What happened

Shares of electric vehicle stock Lordstown Motors (RIDE -7.51%) sank on Monday, dropping 9.3% as of 3:15 p.m. EDT.

With yet another rival surfacing, even a massive analyst upgrade failed to convince the market about the electric truck start-up's prospects. Lordstown Motors shares have now tumbled 25.6% in October alone, as of this writing.

So what

Last week, Lordstown Motors announced a partnership with Hon-Hai Precision Industry, better known as Foxconn, to sell its assembly plant in Ohio for $230 million.

Terms of the agreement include giving up the rights to manufacture its only pickup, the Endurance, to Foxconn under contract manufacturing and selling Foxconn shares worth $50 million at a price of $6.8983 a share. Investors in Lordstown Motors weren't happy with the development.

Moreover, Lordstown Motors also announced it plans to build only a limited number of vehicles through the first half of 2022 and bumped up its expenditure forecast for the year despite already facing a severe cash crunch.

These factors, among other things, sent Lordstown Motors shares crashing double-digits on Oct. 1, and they're extending those losses today. Smart investors, instead of betting on the stock based on some analysts' views, are awaiting further updates about Endurance production and delivery timelines at a time when rivals continue to leap ahead.

A distressed person sitting in a car.

Image source: Getty Images.

Morgan Stanley, for example, raised its price target on Lordstown Motors shares to $8 a share soon after the company announced its Foxconn deal. Today, RBC Capital also raised its price target on Lordstown Motors to $5 a share from $1 per share as it believes the company's deal with Foxconn will infuse much-needed capital and reduce Lordstown Motors' cash burn. RBC Capital, though, still sees a rough road ahead for Lordstown Motors as its Endurance will compete with the likes of Ford Motor Company's (F -0.59%) F-150 Lightning Pro.

Just last month, Ford announced plans to double F-150 Lightning production to 80,000 a year given that the company has already received 150,000 reservations for its electric pickup.

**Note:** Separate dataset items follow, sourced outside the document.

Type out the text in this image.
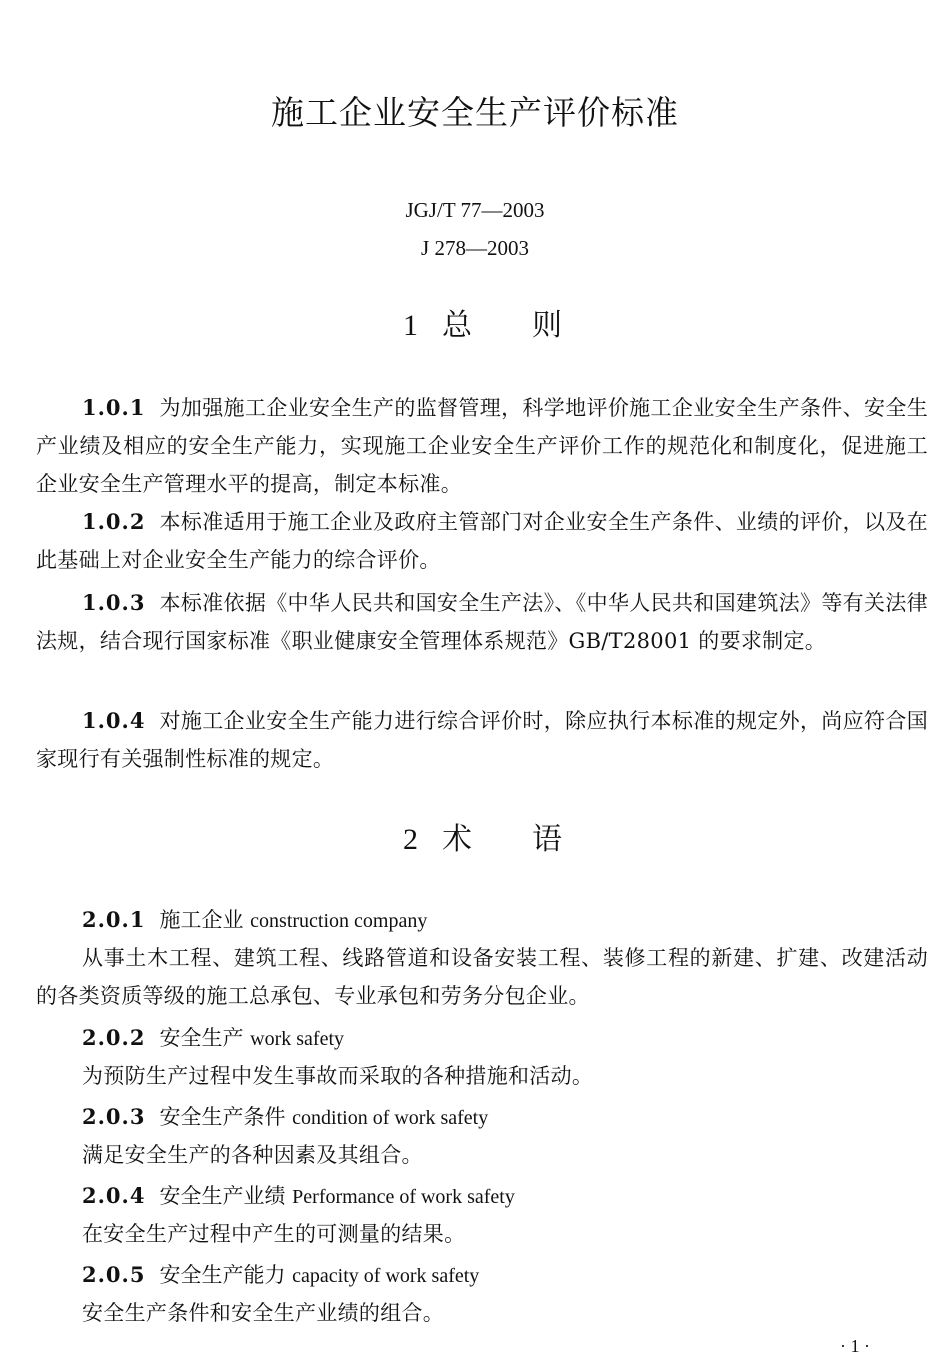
施工企业安全生产评价标准
JGJ/T 77—2003
J 278—2003
1 总 则
1.0.1 为加强施工企业安全生产的监督管理，科学地评价施工企业安全生产条件、安全生产业绩及相应的安全生产能力，实现施工企业安全生产评价工作的规范化和制度化，促进施工企业安全生产管理水平的提高，制定本标准。
1.0.2 本标准适用于施工企业及政府主管部门对企业安全生产条件、业绩的评价，以及在此基础上对企业安全生产能力的综合评价。
1.0.3 本标准依据《中华人民共和国安全生产法》、《中华人民共和国建筑法》等有关法律法规，结合现行国家标准《职业健康安全管理体系规范》GB/T28001 的要求制定。
1.0.4 对施工企业安全生产能力进行综合评价时，除应执行本标准的规定外，尚应符合国家现行有关强制性标准的规定。
2 术 语
2.0.1 施工企业 construction company
从事土木工程、建筑工程、线路管道和设备安装工程、装修工程的新建、扩建、改建活动的各类资质等级的施工总承包、专业承包和劳务分包企业。
2.0.2 安全生产 work safety
为预防生产过程中发生事故而采取的各种措施和活动。
2.0.3 安全生产条件 condition of work safety
满足安全生产的各种因素及其组合。
2.0.4 安全生产业绩 Performance of work safety
在安全生产过程中产生的可测量的结果。
2.0.5 安全生产能力 capacity of work safety
安全生产条件和安全生产业绩的组合。
· 1 ·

Meanwhile, Michigan-based electric-truck start-up Rivian has filed for an initial public offering, with its filing revealing the company had already received 48,390 preorders combined for its five-passenger truck R1T and seven-passenger SUV R1S, as of Sept. 30.

Now what

With Lordstown Motors last stating it will update investors about Endurance production only in November, the stock will likely remain volatile as investors and traders alike make decisions on the stock based on the developments in the electric vehicle industry.